A new AFL-CIO report released today finds that four nations that would be major players under the Trans-Pacific Partnership (TPP) are out of compliance with international labor standards and, therefore, with the commitments they would undertake under the TPP. The report—The Trans-Pacific Partnership: Four Countries That Don’t Comply with U.S. Trade Laws—finds that workers in Mexico, Malaysia, Vietnam and Brunei face ongoing and systematic abuse and violations of workers’ rights with the complicity or direct involvement of the governments.
The Obama administration is pressing Congress to grant it Fast Track trade authority for the TPP, the largest Free Trade Agreement (FTA) in history. Meanwhile, the AFL-CIO is pressuring lawmakers to hold potential trading partners to comply with U.S. trade laws and international labor standards.
Under Fast Track, the public, lawmakers and others would have no input in a trade deal that would grant countries with troubling human and labor rights records greater trading privileges without having to first undertake fundamental reforms.

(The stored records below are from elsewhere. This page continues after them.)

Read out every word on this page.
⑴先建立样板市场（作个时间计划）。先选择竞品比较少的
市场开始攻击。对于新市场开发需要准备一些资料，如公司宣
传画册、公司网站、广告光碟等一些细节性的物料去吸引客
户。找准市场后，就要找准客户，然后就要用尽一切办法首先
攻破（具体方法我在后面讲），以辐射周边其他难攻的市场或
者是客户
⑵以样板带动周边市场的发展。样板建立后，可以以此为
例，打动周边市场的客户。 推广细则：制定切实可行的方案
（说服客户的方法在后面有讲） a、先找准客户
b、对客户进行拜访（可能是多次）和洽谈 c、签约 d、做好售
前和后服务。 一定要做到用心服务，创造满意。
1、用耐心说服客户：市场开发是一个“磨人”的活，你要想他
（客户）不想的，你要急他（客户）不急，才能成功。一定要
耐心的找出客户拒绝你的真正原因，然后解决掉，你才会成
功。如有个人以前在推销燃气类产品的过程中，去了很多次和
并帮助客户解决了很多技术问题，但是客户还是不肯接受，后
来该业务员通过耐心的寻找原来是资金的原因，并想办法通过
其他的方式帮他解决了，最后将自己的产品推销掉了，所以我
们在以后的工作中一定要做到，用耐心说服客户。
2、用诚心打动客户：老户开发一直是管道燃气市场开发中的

The highest labor standards the United States has embedded in FTAs require parties at a minimum to adopt and implement laws that protect the rights enshrined in the International Labor Organization’s (ILO’s) Declaration on Fundamental Principles and Rights at Work.
The report points out that previous FTAs have forced countries to compete on the basis of lowering labor costs and attracting business by ignoring, or in some cases actively interfering with, the fundamental labor rights.
By not requiring fundamental changes of these countries first, the TPP gives away leverage that could be used to protect workers and raise standards. If workers do not have the legal freedoms to act collectively, they will not be able to exert the power needed to raise wages, increase worker protections or gain the social policies necessary for the creation of a middle class and broadly shared prosperity.
Here are just some of the ways the four nations violate these core labor standards:
Mexico is currently facing a human and labor rights crisis. The recent disappearance of 43 students, now declared dead, from the teachers’ college in Ayotzinapa, Guerrero, by local police and criminal gangs is a horrific example of violence, corruption and dissolution of the rule of law. Corruption, abuse and impunity are also root causes of the near absence of genuine industrial relations in Mexico, which artificially depresses wages and limits economic growth. Many workers are covered by collective agreements (“protection contracts”) they have never seen or ratified through a vote. When workers attempt to organize independent unions, employer-dominated unions respond with threats and intimidation. Further, child labor, forced labor and inhumane working conditions exist on farms that export fresh produce into the United States, which is then sold at major retailers, including Walmart and Safeway.
Malaysia has grave problems with forced labor and human trafficking, especially in the electronics, garment and palm oil sector, which also contains child labor. Malaysia currently has the lowest possible ranking—tier 3—in the U.S. State Department’s annual Trafficking in Persons report, meaning the government “does not fully comply with the minimum standards and is not making significant efforts to do so.” Because of this pervasive exploitation, virtually everyone who regularly uses electronics in the United States has come in contact with forced labor. Some of the most recognizable electronics brands source components from Malaysia, where about 28% of electronics workers toil in conditions of forced labor.
Vietnam has an authoritarian government that tightly controls political rights, freedom of speech and other civil liberties. The government maintains a prohibition on independent human rights organizations and other civil society groups and restricts union activity outside the official unions affiliated with the Communist Party of Vietnam’s Vietnam General Confederation of Labor (VGCL), which actually controls the union registration process. Vietnam also has significant problems with forced labor and child labor in the production of bricks and garments, Many of the clothes produced in Vietnam contain textiles from small workshops subcontracted to larger factories. These workshops frequently use child labor, including forced labor involving the trafficking of children from rural areas into cities.
Brunei is ruled by a repressive regime and offers few human rights protections. Last year, the sultan of Brunei, whose family has ruled Brunei for more than six centuries, imposed a strict penal code based on Sharia law. The Islamic criminal law includes punishments such as flogging, dismemberment and death by stoning for crimes such as adultery, alcohol consumption and homosexuality. Under emergency measures in place for 65 years, freedom of speech is severely limited and the country’s legislature has a limited role. Further, the government prohibits strikes, and the law makes no explicit provision for the right to collective bargaining.